Exhibit 5.1

April 4, 2016

Armstrong Flooring, Inc.

2500 Columbia Avenue

Lancaster, Pennsylvania 17603

 

RE: Armstrong Flooring, Inc., Registration Statement on Form S-8

Ladies and Gentlemen:

We have acted as counsel to Armstrong Flooring, Inc., a Delaware corporation (the “Company”), in connection with the filing of the referenced Registration Statement (the “Registration Statement”) under the Securities Act of 1933, as amended (the “Act”), with the Securities and Exchange Commission (the “SEC”). The Registration Statement relates to the proposed offering and sale of 5,500,000 shares of the Company’s common stock, par value $0.01 per share (the “Common Stock”), issuable under the Armstrong Flooring, Inc. 2016 Long-Term Incentive Plan (the “LTIP Plan Shares”) and 600,000 shares of the Company’s Common Stock issuable under the Armstrong Flooring, Inc. 2016 Directors Stock Unit Plan (the “Director Plan Shares” and, together with the LTIP Plans Shares, the “Shares”).
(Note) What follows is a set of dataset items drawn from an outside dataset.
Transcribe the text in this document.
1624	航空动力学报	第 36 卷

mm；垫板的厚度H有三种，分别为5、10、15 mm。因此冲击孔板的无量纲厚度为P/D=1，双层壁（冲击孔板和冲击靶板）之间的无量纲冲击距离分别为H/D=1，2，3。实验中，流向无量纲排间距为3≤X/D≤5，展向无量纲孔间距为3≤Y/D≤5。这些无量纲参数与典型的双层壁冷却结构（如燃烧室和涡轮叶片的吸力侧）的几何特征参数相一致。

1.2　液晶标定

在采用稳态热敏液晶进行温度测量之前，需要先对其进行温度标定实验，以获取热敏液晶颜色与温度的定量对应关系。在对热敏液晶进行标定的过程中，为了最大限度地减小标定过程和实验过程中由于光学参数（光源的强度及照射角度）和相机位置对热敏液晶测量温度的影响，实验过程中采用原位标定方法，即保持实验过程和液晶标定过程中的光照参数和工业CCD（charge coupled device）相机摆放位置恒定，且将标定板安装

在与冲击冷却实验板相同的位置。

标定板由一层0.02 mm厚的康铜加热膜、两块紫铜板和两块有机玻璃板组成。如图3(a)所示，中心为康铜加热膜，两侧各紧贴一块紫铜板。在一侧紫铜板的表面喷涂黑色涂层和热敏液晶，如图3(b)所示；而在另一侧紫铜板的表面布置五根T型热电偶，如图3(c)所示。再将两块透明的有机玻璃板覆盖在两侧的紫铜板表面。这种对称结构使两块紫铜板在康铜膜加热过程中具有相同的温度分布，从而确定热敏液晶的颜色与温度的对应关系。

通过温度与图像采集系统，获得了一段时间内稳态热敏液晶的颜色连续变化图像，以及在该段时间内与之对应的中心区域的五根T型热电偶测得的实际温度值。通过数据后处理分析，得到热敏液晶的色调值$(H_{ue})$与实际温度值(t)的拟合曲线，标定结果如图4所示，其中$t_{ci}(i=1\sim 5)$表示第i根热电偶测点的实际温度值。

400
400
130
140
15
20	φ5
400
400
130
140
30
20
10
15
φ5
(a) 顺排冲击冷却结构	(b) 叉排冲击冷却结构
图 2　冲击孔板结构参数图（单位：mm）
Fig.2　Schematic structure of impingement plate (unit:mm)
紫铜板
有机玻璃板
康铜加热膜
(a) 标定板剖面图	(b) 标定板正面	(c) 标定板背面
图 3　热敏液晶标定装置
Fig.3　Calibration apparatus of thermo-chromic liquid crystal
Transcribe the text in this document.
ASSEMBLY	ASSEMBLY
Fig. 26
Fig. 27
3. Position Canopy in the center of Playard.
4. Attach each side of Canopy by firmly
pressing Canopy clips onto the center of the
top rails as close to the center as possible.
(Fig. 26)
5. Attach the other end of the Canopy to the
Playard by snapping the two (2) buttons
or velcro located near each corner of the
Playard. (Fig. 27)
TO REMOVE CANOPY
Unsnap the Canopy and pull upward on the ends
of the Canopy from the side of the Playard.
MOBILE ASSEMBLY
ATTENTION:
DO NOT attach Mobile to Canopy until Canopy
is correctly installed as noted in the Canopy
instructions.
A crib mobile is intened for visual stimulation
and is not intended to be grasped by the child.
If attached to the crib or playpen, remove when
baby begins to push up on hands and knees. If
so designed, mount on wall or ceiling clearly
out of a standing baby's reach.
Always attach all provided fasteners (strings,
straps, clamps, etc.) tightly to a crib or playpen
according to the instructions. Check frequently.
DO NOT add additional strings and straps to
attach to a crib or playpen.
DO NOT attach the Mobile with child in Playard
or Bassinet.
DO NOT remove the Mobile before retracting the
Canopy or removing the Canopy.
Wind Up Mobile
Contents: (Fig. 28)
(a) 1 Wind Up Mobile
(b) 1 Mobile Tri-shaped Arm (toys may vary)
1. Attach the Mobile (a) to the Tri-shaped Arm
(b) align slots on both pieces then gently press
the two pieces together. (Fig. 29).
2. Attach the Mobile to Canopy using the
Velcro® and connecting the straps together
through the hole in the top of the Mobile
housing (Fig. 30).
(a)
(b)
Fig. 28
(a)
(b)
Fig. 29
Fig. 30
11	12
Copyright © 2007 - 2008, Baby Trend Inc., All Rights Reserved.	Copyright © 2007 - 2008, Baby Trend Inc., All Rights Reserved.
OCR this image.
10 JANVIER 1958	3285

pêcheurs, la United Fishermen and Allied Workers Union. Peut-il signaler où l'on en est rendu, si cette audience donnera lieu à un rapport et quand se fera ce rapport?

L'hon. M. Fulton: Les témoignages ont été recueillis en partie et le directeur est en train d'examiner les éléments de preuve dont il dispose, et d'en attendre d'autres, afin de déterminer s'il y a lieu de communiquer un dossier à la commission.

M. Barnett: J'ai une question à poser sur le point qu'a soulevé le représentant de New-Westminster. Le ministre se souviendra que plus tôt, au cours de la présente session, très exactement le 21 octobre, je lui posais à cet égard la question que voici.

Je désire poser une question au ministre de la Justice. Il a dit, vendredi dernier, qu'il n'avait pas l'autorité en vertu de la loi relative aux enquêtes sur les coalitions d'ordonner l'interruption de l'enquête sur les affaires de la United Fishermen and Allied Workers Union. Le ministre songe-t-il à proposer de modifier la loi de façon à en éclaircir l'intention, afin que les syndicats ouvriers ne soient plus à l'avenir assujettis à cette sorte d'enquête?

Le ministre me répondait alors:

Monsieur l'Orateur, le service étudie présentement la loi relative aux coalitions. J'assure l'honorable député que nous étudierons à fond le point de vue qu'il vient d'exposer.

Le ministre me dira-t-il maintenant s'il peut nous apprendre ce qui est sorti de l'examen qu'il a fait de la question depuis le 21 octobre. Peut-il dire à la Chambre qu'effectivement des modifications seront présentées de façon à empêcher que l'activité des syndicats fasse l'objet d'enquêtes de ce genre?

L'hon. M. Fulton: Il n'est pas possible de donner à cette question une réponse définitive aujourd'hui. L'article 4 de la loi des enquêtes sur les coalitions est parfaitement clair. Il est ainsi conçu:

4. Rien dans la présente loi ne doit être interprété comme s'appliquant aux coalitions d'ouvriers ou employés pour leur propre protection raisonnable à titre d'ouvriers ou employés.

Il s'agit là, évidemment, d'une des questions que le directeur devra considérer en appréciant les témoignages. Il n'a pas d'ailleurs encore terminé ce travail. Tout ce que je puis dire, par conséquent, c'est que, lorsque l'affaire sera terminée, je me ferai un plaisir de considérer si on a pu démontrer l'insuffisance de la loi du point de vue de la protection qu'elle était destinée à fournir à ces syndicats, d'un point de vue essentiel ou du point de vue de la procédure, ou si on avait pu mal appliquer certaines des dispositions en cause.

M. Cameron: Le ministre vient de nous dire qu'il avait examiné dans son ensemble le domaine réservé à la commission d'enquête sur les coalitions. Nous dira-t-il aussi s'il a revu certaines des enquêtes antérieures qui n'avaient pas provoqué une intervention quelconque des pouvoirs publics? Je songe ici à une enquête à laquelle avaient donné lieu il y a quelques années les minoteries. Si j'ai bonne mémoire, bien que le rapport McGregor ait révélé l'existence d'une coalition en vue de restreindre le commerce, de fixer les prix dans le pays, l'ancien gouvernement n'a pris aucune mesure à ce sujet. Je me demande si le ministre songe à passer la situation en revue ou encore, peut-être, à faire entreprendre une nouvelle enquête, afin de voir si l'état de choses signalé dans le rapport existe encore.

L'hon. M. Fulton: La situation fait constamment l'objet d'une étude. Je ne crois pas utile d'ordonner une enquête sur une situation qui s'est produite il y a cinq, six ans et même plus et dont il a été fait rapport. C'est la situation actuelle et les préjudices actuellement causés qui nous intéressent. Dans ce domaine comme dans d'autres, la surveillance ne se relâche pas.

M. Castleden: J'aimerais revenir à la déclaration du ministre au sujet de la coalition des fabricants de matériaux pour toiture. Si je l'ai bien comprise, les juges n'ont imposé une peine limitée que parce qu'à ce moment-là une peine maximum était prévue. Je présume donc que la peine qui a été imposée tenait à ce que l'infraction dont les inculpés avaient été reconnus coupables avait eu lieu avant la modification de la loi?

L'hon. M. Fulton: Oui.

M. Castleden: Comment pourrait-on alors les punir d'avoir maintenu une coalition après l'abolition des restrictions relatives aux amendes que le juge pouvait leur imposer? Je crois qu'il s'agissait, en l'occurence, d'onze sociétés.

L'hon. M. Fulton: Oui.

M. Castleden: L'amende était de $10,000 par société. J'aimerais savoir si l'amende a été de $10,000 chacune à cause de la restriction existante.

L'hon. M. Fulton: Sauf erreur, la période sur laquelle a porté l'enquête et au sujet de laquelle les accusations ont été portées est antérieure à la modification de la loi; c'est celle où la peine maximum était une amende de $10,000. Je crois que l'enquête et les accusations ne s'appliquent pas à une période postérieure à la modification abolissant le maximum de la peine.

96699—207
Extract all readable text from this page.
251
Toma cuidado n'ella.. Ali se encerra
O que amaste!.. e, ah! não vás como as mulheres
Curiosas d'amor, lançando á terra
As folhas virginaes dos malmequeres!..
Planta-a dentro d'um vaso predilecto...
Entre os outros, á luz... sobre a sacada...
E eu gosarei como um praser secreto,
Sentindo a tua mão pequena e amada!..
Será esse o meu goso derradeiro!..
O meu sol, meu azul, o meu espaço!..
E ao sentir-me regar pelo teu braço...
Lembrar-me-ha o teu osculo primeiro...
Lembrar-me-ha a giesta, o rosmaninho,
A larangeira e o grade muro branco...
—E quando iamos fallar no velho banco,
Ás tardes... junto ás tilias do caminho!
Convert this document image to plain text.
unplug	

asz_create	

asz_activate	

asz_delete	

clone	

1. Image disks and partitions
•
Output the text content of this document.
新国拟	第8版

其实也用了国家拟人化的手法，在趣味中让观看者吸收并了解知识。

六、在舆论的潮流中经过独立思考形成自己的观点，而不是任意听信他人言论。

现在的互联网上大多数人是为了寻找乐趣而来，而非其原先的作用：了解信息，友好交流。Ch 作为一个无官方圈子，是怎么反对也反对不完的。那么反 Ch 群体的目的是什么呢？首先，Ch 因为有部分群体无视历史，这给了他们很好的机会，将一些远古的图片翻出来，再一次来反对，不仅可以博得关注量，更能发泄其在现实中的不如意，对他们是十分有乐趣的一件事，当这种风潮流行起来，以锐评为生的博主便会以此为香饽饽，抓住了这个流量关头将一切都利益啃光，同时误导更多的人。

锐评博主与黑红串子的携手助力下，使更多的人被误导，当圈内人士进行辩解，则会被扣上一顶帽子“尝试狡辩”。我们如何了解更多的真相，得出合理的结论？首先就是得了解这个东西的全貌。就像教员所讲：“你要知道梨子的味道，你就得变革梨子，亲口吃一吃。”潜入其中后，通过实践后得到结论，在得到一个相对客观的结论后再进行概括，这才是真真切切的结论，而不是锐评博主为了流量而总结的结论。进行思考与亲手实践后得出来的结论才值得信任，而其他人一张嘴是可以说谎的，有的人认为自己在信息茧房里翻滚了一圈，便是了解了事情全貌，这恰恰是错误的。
In connection with this opinion letter, we have examined the Registration Statement and originals, or copies certified or otherwise identified to our satisfaction, of the Amended and Restated Certificate of Incorporation and Amended and Restated Bylaws of the Company and such other documents, records and other instruments as we have deemed appropriate for purposes of the opinion set forth herein.

We have assumed the genuineness of all signatures, the legal capacity of all natural persons, the authenticity of the documents submitted to us as originals, the conformity with the originals of all documents submitted to us as certified, facsimile or photostatic copies and the authenticity of the originals of all documents submitted to us as copies.

Based upon the foregoing, we are of the opinion that the Shares have been duly authorized by the Company and, when issued and delivered by the Company in the manner and in accordance with the terms of the Armstrong Flooring, Inc. 2016 Long-Term Incentive Plan or the Armstrong Flooring, Inc. 2016 Directors Stock Unit Plan, as the case may be, will be validly issued, fully paid and non-assessable.

The opinions expressed herein are limited to the Delaware General Corporation Law.

We hereby consent to the use of this opinion as Exhibit 5.1 to the Registration Statement. In giving such consent, we do not hereby admit that we are acting within the category of persons whose consent is required under Section 7 of the Act or the rules or regulations of the SEC thereunder.